El desconocido se levanto y volvió a arremeter con la espada, esta vez contra Brian; este extendió su mano derecha atrayendo rápidamente la espada de Lancerot, moviéndose segundos después rápidamente para parar el golpe.
- Que comience la fiesta – dijo Brian bajándose la capucha y dejando que su capa se deslizara por sus brazos hasta quedar en el suelo.
Estableciéndose entonces un feroz duelo de espadas entre el desconocido y Brian, mientras Lancerot se propuso a desatar a Hestia, pero nada mas llegar a su lado quedo suspendido en el aire dentro de una red que colgaba de las vigas, su varita había caído al suelo, afortunadamente tenía una pequeña daga con la que comenzó a cortar las gruesas cuerdas que componían la red. Hestia contemplaba en silencio lo que sucedía.
Brian y el desconocido luchaban, acero contra acero en un baile mortal del que Brian con sus rápidos e impredecibles movimientos en los últimos minutos se había hecho el dueño; en un potente y veloz movimiento había conseguido desarmar a su oponente y con la mano izquierda extendida lo alzo por el aire estampándolo contra la pared apuntándole con la espada cuando cayo al suelo mientras dirigiendo su mano a la red la hizo desgarrarse desde las ligaduras del techo, lo que libero al fin a Lancerot que cayó contra el suelo dislocándose el hombro.
- Lo siento Lance – dijo Brian sin mirarlo, pues tenía toda su atención puesta en el desconocido.
- No pasa nada – respondió incorporándose y procediendo a liberar a Hestia.
A unos pocos metros de allí, en el linde del bosque, se aparecieron Godric y Helga.
- ¿Es aquí? – preguntó Godric observando atentamente el claro.
- Si, eso creo – respondió ella – bien, vamos.
- ¿Estas segura?
- Tu me enseñaste a plantarle cara al miedo – afirmo Helga con aplomo.
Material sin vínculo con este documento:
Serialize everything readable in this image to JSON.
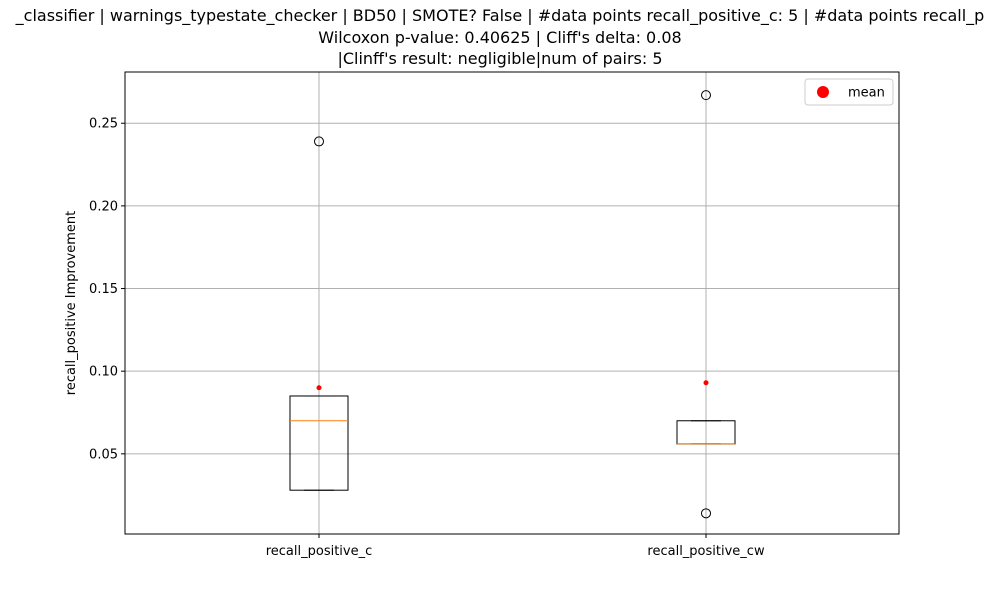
{
  "chart_data": {
    "type": "box",
    "title_lines": [
      "_classifier | warnings_typestate_checker | BD50 | SMOTE? False | #data points recall_positive_c: 5 | #data points recall_p",
      "Wilcoxon p-value: 0.40625 | Cliff's delta: 0.08",
      "|Clinff's result: negligible|num of pairs: 5"
    ],
    "ylabel": "recall_positive Improvement",
    "xlabel": "",
    "ylim": [
      0.0015,
      0.281
    ],
    "yticks": [
      0.05,
      0.1,
      0.15,
      0.2,
      0.25
    ],
    "ytick_labels": [
      "0.05",
      "0.10",
      "0.15",
      "0.20",
      "0.25"
    ],
    "grid": true,
    "legend": {
      "position": "top-right",
      "entries": [
        {
          "label": "mean",
          "color": "#ff0000"
        }
      ]
    },
    "colors": {
      "box": "#000000",
      "median": "#ff7f0e",
      "mean": "#ff0000",
      "grid": "#b0b0b0"
    },
    "categories": [
      "recall_positive_c",
      "recall_positive_cw"
    ],
    "boxes": [
      {
        "label": "recall_positive_c",
        "q1": 0.028,
        "median": 0.07,
        "q3": 0.085,
        "whisker_low": 0.028,
        "whisker_high": 0.085,
        "mean": 0.09,
        "outliers": [
          0.239
        ]
      },
      {
        "label": "recall_positive_cw",
        "q1": 0.056,
        "median": 0.056,
        "q3": 0.07,
        "whisker_low": 0.056,
        "whisker_high": 0.07,
        "mean": 0.093,
        "outliers": [
          0.014,
          0.267
        ]
      }
    ]
  }
}
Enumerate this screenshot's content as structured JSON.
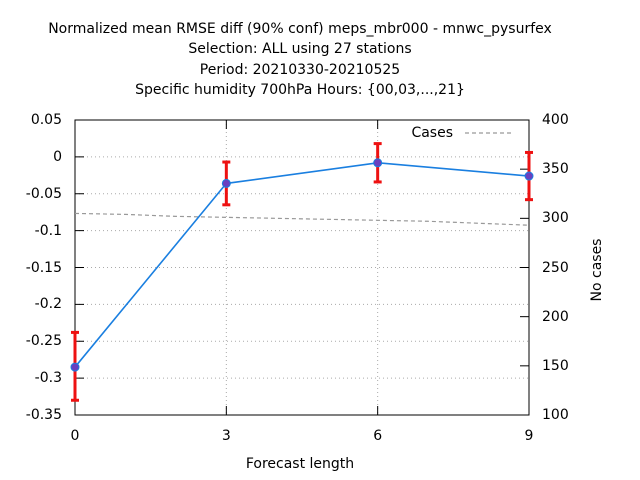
{
  "title_lines": [
    "Normalized mean RMSE diff (90% conf) meps_mbr000 - mnwc_pysurfex",
    "Selection: ALL using    27 stations",
    "Period: 20210330-20210525",
    "Specific humidity 700hPa   Hours: {00,03,...,21}"
  ],
  "colors": {
    "main_line": "#1a7fe0",
    "marker": "#6a3fbf",
    "error_bar": "#ee1111",
    "cases_line": "#999999",
    "grid": "#aaaaaa"
  },
  "chart_data": {
    "type": "line",
    "title": "Normalized mean RMSE diff (90% conf) meps_mbr000 - mnwc_pysurfex",
    "xlabel": "Forecast length",
    "ylabel": "",
    "y2label": "No cases",
    "x": [
      0,
      3,
      6,
      9
    ],
    "xlim": [
      0,
      9
    ],
    "ylim": [
      -0.35,
      0.05
    ],
    "y2lim": [
      100,
      400
    ],
    "x_ticks": [
      "0",
      "3",
      "6",
      "9"
    ],
    "y_ticks": [
      "0.05",
      "0",
      "-0.05",
      "-0.1",
      "-0.15",
      "-0.2",
      "-0.25",
      "-0.3",
      "-0.35"
    ],
    "y2_ticks": [
      "400",
      "350",
      "300",
      "250",
      "200",
      "150",
      "100"
    ],
    "grid": true,
    "legend_position": "top-right",
    "series": [
      {
        "values": [
          -0.285,
          -0.036,
          -0.008,
          -0.026
        ],
        "err_low": [
          -0.33,
          -0.065,
          -0.034,
          -0.058
        ],
        "err_high": [
          -0.238,
          -0.007,
          0.018,
          0.006
        ]
      },
      {
        "name": "Cases",
        "axis": "right",
        "x": [
          0,
          1,
          2,
          3,
          4,
          5,
          6,
          7,
          8,
          9
        ],
        "values": [
          305,
          304,
          302,
          301,
          300,
          299,
          298,
          297,
          295,
          293
        ]
      }
    ]
  }
}
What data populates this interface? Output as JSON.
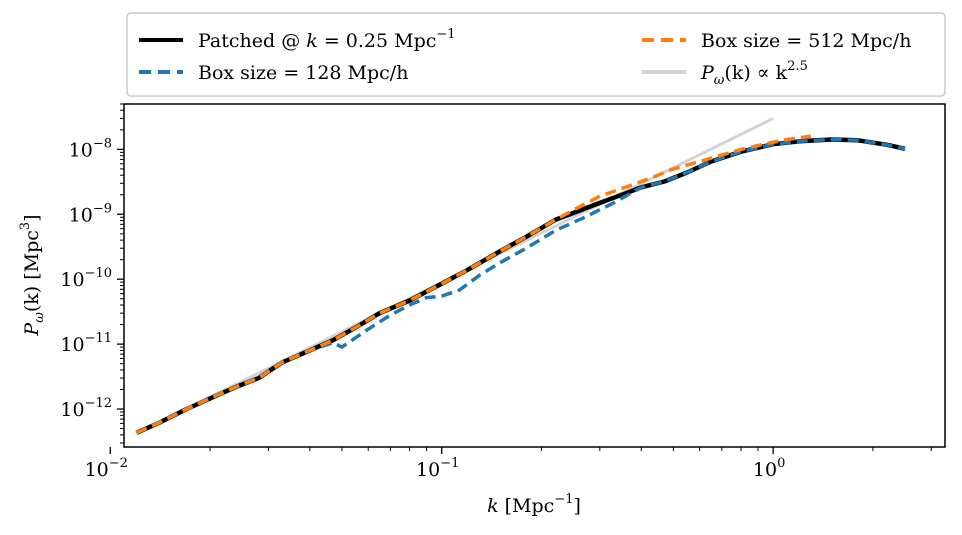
{
  "chart_data": {
    "type": "line",
    "title": "",
    "xscale": "log",
    "yscale": "log",
    "xlabel": {
      "main": "k [Mpc",
      "sup": "−1",
      "tail": "]"
    },
    "ylabel": {
      "main": "P",
      "sub": "ω",
      "mid": "(k) [Mpc",
      "sup": "3",
      "tail": "]"
    },
    "xlim": [
      0.011,
      3.3
    ],
    "ylim": [
      2.6e-13,
      5e-08
    ],
    "xticks": [
      {
        "base": "10",
        "exp": "−2",
        "value": 0.01
      },
      {
        "base": "10",
        "exp": "−1",
        "value": 0.1
      },
      {
        "base": "10",
        "exp": "0",
        "value": 1
      }
    ],
    "yticks": [
      {
        "base": "10",
        "exp": "−12",
        "value": 1e-12
      },
      {
        "base": "10",
        "exp": "−11",
        "value": 1e-11
      },
      {
        "base": "10",
        "exp": "−10",
        "value": 1e-10
      },
      {
        "base": "10",
        "exp": "−9",
        "value": 1e-09
      },
      {
        "base": "10",
        "exp": "−8",
        "value": 1e-08
      }
    ],
    "legend_position": "top (above axes, 2 columns)",
    "series": [
      {
        "name": "Box size = 128 Mpc/h",
        "legend": {
          "pre": "Box size = 128 Mpc/h"
        },
        "color": "#1f77b4",
        "style": "dashed",
        "x": [
          0.012,
          0.014,
          0.017,
          0.02,
          0.024,
          0.028,
          0.033,
          0.04,
          0.047,
          0.05,
          0.06,
          0.07,
          0.08,
          0.09,
          0.1,
          0.113,
          0.13,
          0.15,
          0.18,
          0.22,
          0.27,
          0.33,
          0.4,
          0.47,
          0.55,
          0.65,
          0.8,
          1.0,
          1.2,
          1.5,
          1.8,
          2.2,
          2.5
        ],
        "y": [
          4.3e-13,
          6.2e-13,
          1e-12,
          1.5e-12,
          2.2e-12,
          3.1e-12,
          5.3e-12,
          8e-12,
          1.05e-11,
          9e-12,
          1.7e-11,
          2.8e-11,
          4e-11,
          5.2e-11,
          5.5e-11,
          6.8e-11,
          1.15e-10,
          1.8e-10,
          3e-10,
          5.6e-10,
          9e-10,
          1.5e-09,
          2.6e-09,
          3.2e-09,
          4.4e-09,
          6.5e-09,
          9.2e-09,
          1.2e-08,
          1.33e-08,
          1.42e-08,
          1.38e-08,
          1.18e-08,
          1.02e-08
        ]
      },
      {
        "name": "Box size = 512 Mpc/h",
        "legend": {
          "pre": "Box size = 512 Mpc/h"
        },
        "color": "#ff7f0e",
        "style": "dashed",
        "x": [
          0.012,
          0.014,
          0.017,
          0.02,
          0.024,
          0.028,
          0.033,
          0.04,
          0.047,
          0.055,
          0.065,
          0.08,
          0.1,
          0.12,
          0.15,
          0.18,
          0.22,
          0.26,
          0.3,
          0.35,
          0.42,
          0.5,
          0.6,
          0.7,
          0.8,
          0.95,
          1.1,
          1.3
        ],
        "y": [
          4.3e-13,
          6.1e-13,
          1e-12,
          1.45e-12,
          2.2e-12,
          3e-12,
          5.2e-12,
          8e-12,
          1.15e-11,
          1.8e-11,
          3e-11,
          4.7e-11,
          8.5e-11,
          1.4e-10,
          2.7e-10,
          4.5e-10,
          8.2e-10,
          1.3e-09,
          1.9e-09,
          2.5e-09,
          3.5e-09,
          5e-09,
          6.5e-09,
          8.2e-09,
          1e-08,
          1.22e-08,
          1.42e-08,
          1.6e-08
        ]
      },
      {
        "name": "Patched @ k = 0.25 Mpc^-1",
        "legend": {
          "pre": "Patched @ ",
          "var": "k",
          "post": " = 0.25 Mpc",
          "sup": "−1"
        },
        "color": "#000000",
        "style": "solid",
        "x": [
          0.012,
          0.014,
          0.017,
          0.02,
          0.024,
          0.028,
          0.033,
          0.04,
          0.047,
          0.055,
          0.065,
          0.08,
          0.1,
          0.12,
          0.15,
          0.18,
          0.22,
          0.25,
          0.3,
          0.35,
          0.4,
          0.47,
          0.55,
          0.65,
          0.8,
          1.0,
          1.2,
          1.5,
          1.8,
          2.2,
          2.5
        ],
        "y": [
          4.3e-13,
          6.1e-13,
          1e-12,
          1.45e-12,
          2.2e-12,
          3e-12,
          5.2e-12,
          8e-12,
          1.15e-11,
          1.8e-11,
          3e-11,
          4.7e-11,
          8.5e-11,
          1.4e-10,
          2.7e-10,
          4.5e-10,
          8.2e-10,
          1.05e-09,
          1.5e-09,
          2e-09,
          2.6e-09,
          3.2e-09,
          4.4e-09,
          6.5e-09,
          9.2e-09,
          1.2e-08,
          1.33e-08,
          1.42e-08,
          1.38e-08,
          1.18e-08,
          1.02e-08
        ]
      },
      {
        "name": "P_omega(k) ∝ k^2.5",
        "legend": {
          "pre": "P",
          "sub": "ω",
          "mid": "(k) ∝ k",
          "sup": "2.5"
        },
        "color": "#d3d3d3",
        "style": "solid",
        "x": [
          0.012,
          1.0
        ],
        "y": [
          4.2e-13,
          3e-08
        ]
      }
    ]
  }
}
Y ambos se dirigieron el edificio, cuando entraron se quedaron atónitos con la escena, Lancerot acababa de liberar a Hestia quien tenia signos de haber sufrido una buena paliza, lo cual los enfureció, y Brian tenía acorralado al responsable de todo aquello, un hombre que tanto Helga como Godric reconocieron.
Brian sentía mucha rabia, lo que ese tipo había hecho era imperdonable, deseaba matarlo, acabar con el pero ahora estaba desarmado, si bien podía darle el golpe final no lo haría pues iba en contra de todo lo que había aprendido, de su código ético; pero la tentación era tan fuerte. Odiaba a ese tipo, pese a que no lo conocía lo odiaba, y aquello a lo que representaba; a la dominación del hombre, si eso es lo que odiaba a aquellos que hacían valer su supuesta superioridad mediante la fuerza, era tan despreciable.
- ¿Vas a matarme niñito? – inquirió el desconocido burlándose de el, en eso el desconocido reparo en las dos figuras que acababan de entrar – Vaya – dijo – veo que sigues tras tu escolta. ¿te ha gustado mi venganza?
- No te atrevas a dirigirle la palabra –dijo Godric fríamente en un tono autoritario.
- Es curioso porque este crió de la espada se parece un poco a ti capullo.
Godric se quedo mirando a Brian sin saber que pensar, por un momento la esperanza de que Brian fuera en realidad su hijo menor se apodero de él, Helga por un momento sintió que su intuición sobre Brian había sido acertada, Lancerot y Hestia intercambiaron una mirada.
- Lo sabía – dijo Hestia.
Entonces otro hombre surgió de entre las sombras riendo fríamente mientras contemplaba la escena.